Katy Kinsolving

Tuesdays are busy at the Crisis Ministry’s Princeton pantry. As Tuesday hours stretch into evening, clients flock to the pantry for fresh produce and healthy food choices, as well as for the friendly smile and warm greeting of volunteer Katy Kinsolving. Always generous with her humor, knowledge, and compassion, Katy is a dedicated and valued Crisis Ministry friend.

Katy in Princeton

We are particularly fortunate to take advantage of Katy’s expertise and training as a food consultant, educator, and writer, who is experienced with sustainability movements in the community. Katy brings this passion to her work at the food pantry: “I love using my nutrition and cooking background to steer clients in the direction of healthy choices,” she says. “Most of the time I don’t need to say a word:  the women and men who shop at Crisis Ministry are there because they hope to find fresh spinach or mushrooms, oranges and grapes, bananas, bell peppers, and acorn squash in our pantry.”

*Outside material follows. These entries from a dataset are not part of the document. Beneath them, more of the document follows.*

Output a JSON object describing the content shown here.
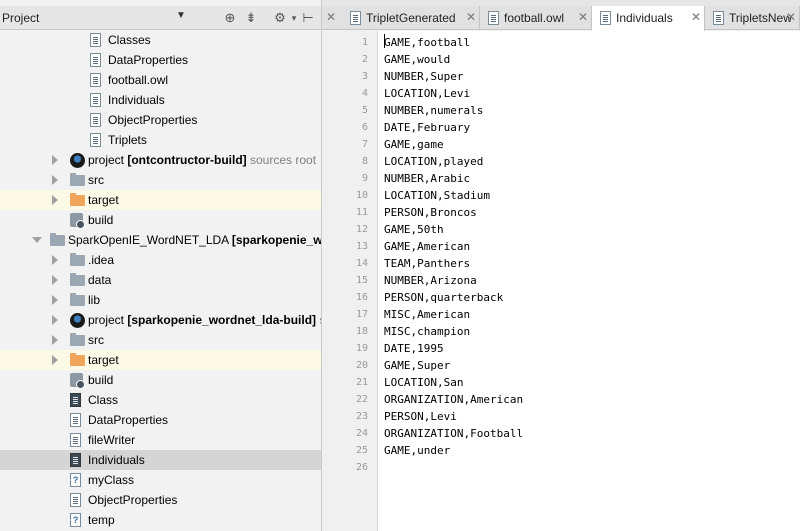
{
  "project_panel": {
    "title": "Project",
    "header_icons": [
      "crosshair-icon",
      "collapse-icon",
      "gear-icon",
      "hide-icon"
    ],
    "tree": [
      {
        "label": "Classes",
        "icon": "file",
        "indent": 90,
        "arrow": "none"
      },
      {
        "label": "DataProperties",
        "icon": "file",
        "indent": 90,
        "arrow": "none"
      },
      {
        "label": "football.owl",
        "icon": "file",
        "indent": 90,
        "arrow": "none"
      },
      {
        "label": "Individuals",
        "icon": "file",
        "indent": 90,
        "arrow": "none"
      },
      {
        "label": "ObjectProperties",
        "icon": "file",
        "indent": 90,
        "arrow": "none"
      },
      {
        "label": "Triplets",
        "icon": "file",
        "indent": 90,
        "arrow": "none"
      },
      {
        "label": "project ",
        "bold": "[ontcontructor-build]",
        "suffix": " sources root",
        "icon": "project",
        "indent": 70,
        "arrow": "right"
      },
      {
        "label": "src",
        "icon": "folder",
        "indent": 70,
        "arrow": "right"
      },
      {
        "label": "target",
        "icon": "folder-orange",
        "indent": 70,
        "arrow": "right",
        "highlight": true
      },
      {
        "label": "build",
        "icon": "build",
        "indent": 70,
        "arrow": "none"
      },
      {
        "label": "SparkOpenIE_WordNET_LDA ",
        "bold": "[sparkopenie_word",
        "suffix": "",
        "icon": "folder",
        "indent": 50,
        "arrow": "down"
      },
      {
        "label": ".idea",
        "icon": "folder",
        "indent": 70,
        "arrow": "right"
      },
      {
        "label": "data",
        "icon": "folder",
        "indent": 70,
        "arrow": "right"
      },
      {
        "label": "lib",
        "icon": "folder",
        "indent": 70,
        "arrow": "right"
      },
      {
        "label": "project ",
        "bold": "[sparkopenie_wordnet_lda-build]",
        "suffix": " s",
        "icon": "project",
        "indent": 70,
        "arrow": "right"
      },
      {
        "label": "src",
        "icon": "folder",
        "indent": 70,
        "arrow": "right"
      },
      {
        "label": "target",
        "icon": "folder-orange",
        "indent": 70,
        "arrow": "right",
        "highlight": true
      },
      {
        "label": "build",
        "icon": "build",
        "indent": 70,
        "arrow": "none"
      },
      {
        "label": "Class",
        "icon": "file-dark",
        "indent": 70,
        "arrow": "none"
      },
      {
        "label": "DataProperties",
        "icon": "file",
        "indent": 70,
        "arrow": "none"
      },
      {
        "label": "fileWriter",
        "icon": "file",
        "indent": 70,
        "arrow": "none"
      },
      {
        "label": "Individuals",
        "icon": "file-dark",
        "indent": 70,
        "arrow": "none",
        "selected": true
      },
      {
        "label": "myClass",
        "icon": "q",
        "indent": 70,
        "arrow": "none"
      },
      {
        "label": "ObjectProperties",
        "icon": "file",
        "indent": 70,
        "arrow": "none"
      },
      {
        "label": "temp",
        "icon": "q",
        "indent": 70,
        "arrow": "none"
      }
    ]
  },
  "tabs": [
    {
      "label": "TripletGenerated",
      "active": false
    },
    {
      "label": "football.owl",
      "active": false
    },
    {
      "label": "Individuals",
      "active": true
    },
    {
      "label": "TripletsNew",
      "active": false
    }
  ],
  "editor": {
    "lines": [
      "GAME,football",
      "GAME,would",
      "NUMBER,Super",
      "LOCATION,Levi",
      "NUMBER,numerals",
      "DATE,February",
      "GAME,game",
      "LOCATION,played",
      "NUMBER,Arabic",
      "LOCATION,Stadium",
      "PERSON,Broncos",
      "GAME,50th",
      "GAME,American",
      "TEAM,Panthers",
      "NUMBER,Arizona",
      "PERSON,quarterback",
      "MISC,American",
      "MISC,champion",
      "DATE,1995",
      "GAME,Super",
      "LOCATION,San",
      "ORGANIZATION,American",
      "PERSON,Levi",
      "ORGANIZATION,Football",
      "GAME,under",
      ""
    ]
  }
}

As a cooking teacher, certified Health Counselor, and author of a cookbook and food blog, Katy knows what she is talking about. Clients shopping in the food pantry have a real resource at their fingertips, and her time spent as a recipe developer is an added bonus. “Occasionally,” she says, “I can suggest a simple preparation method that might make someone select a bunch of kale or collard greens when they might not have, or pick up a few oranges instead of some bottled juice and that is neat.”

Katy enjoys sorting through the produce that arrives at the pantry each Tuesday, and appreciates the opportunity to communicate her passion for healthy eating to the clients she serves. “We all know that our health is dependent on an abundant supply of fresh fruit and vegetables. Our clients are no exception. They line up hours in advance on the day that the Whole Foods donation of fresh fruit and vegetables arrives. It is an added bonus when some of the community gardens in the area bring in contributions of Swiss chard, eggplant, tomatoes, and cucumbers. The Crisis Ministry is clearly making a difference by getting fresh produce directly to its clients.”

Thank you, Katy. You make a difference in our community.